The Tur Orach Chayim (Siman 581/ סימן תקפ״א) writes in the name of Pirkei D’Rebbe Eliezer: Our minhag to blow shofar during Elul flows from a tradition that we have. When Moshe Rabbeinu was commanded to ascend Har Sinai to receive the second set of Luchot, Hashem requested that a shofar be blown in the camp to mark the moment, in order to avoid the earlier mistake of miscalculating Moshe’s expected descent that led to the Chet Ha’Egel. The same shofar that was used to announce Moshe’s going up, the Tur says, was used to elevate Hashem, as it is written in Psalm 47:6: God ascended with a blast, Hashem with the sound of a shofar.
The Tur adds: Therefore, the Sages established blowing the shofar throughout all of Elul in order to motivate the people to do teshuva, as it says in Amos (3:6) Will the shofar be blown in the city and the nation not tremble? …and also to confuse the Satan.

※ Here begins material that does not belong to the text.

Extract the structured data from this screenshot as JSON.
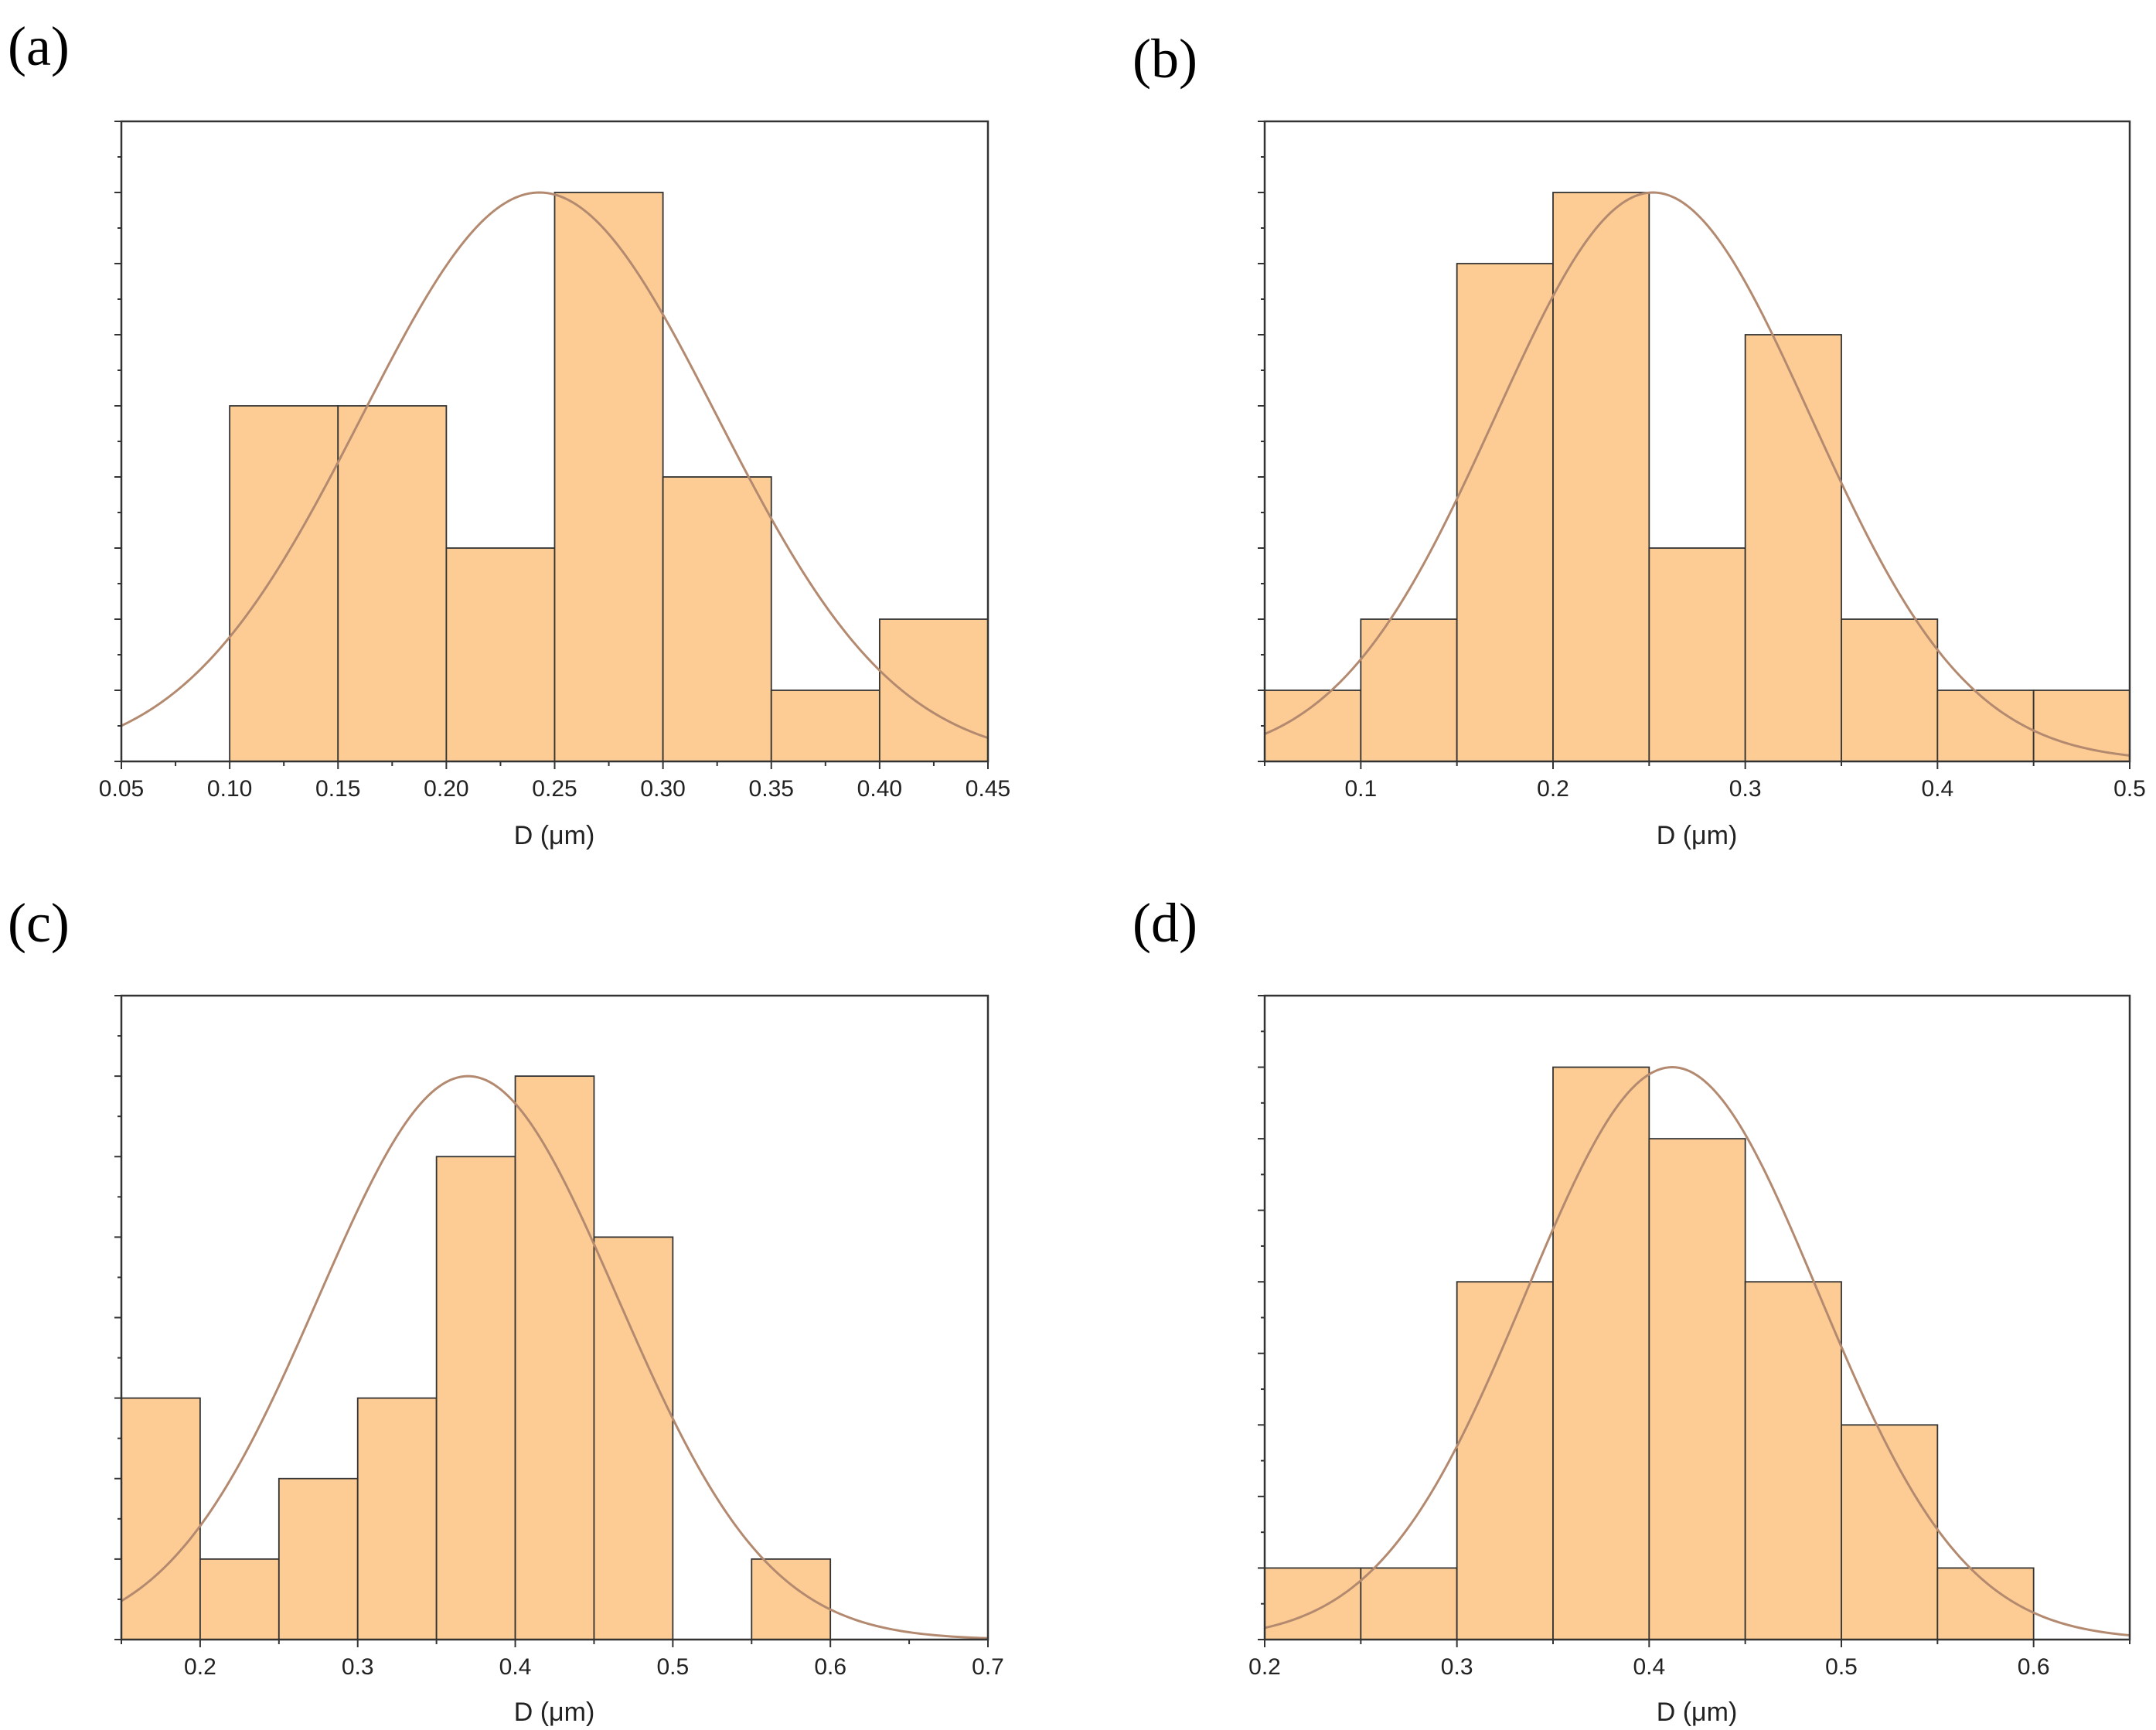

In our source verse, it says they blew shofar only on the day that Moshe Rabbeinu re-ascended Har Sinai. Why then do we blow shofar on every day of Elul?
What is the connection between the tekia (and the announcement that Moses went up to the heavens), and the ascent – so to speak – of the Master of the Universe, also with a shofar?
If we say that blowing shofar serves to awaken the people to do teshuva, as the Tur wrote: Is it possible that a shofar sounds in the city and the nation not tremble? – then why do we not blow during the 10 days of Penitence? The Aseret Y’mei Teshuva are the essence of repentance, days reserved for doing teshuva. How can we not blow during those 10 days?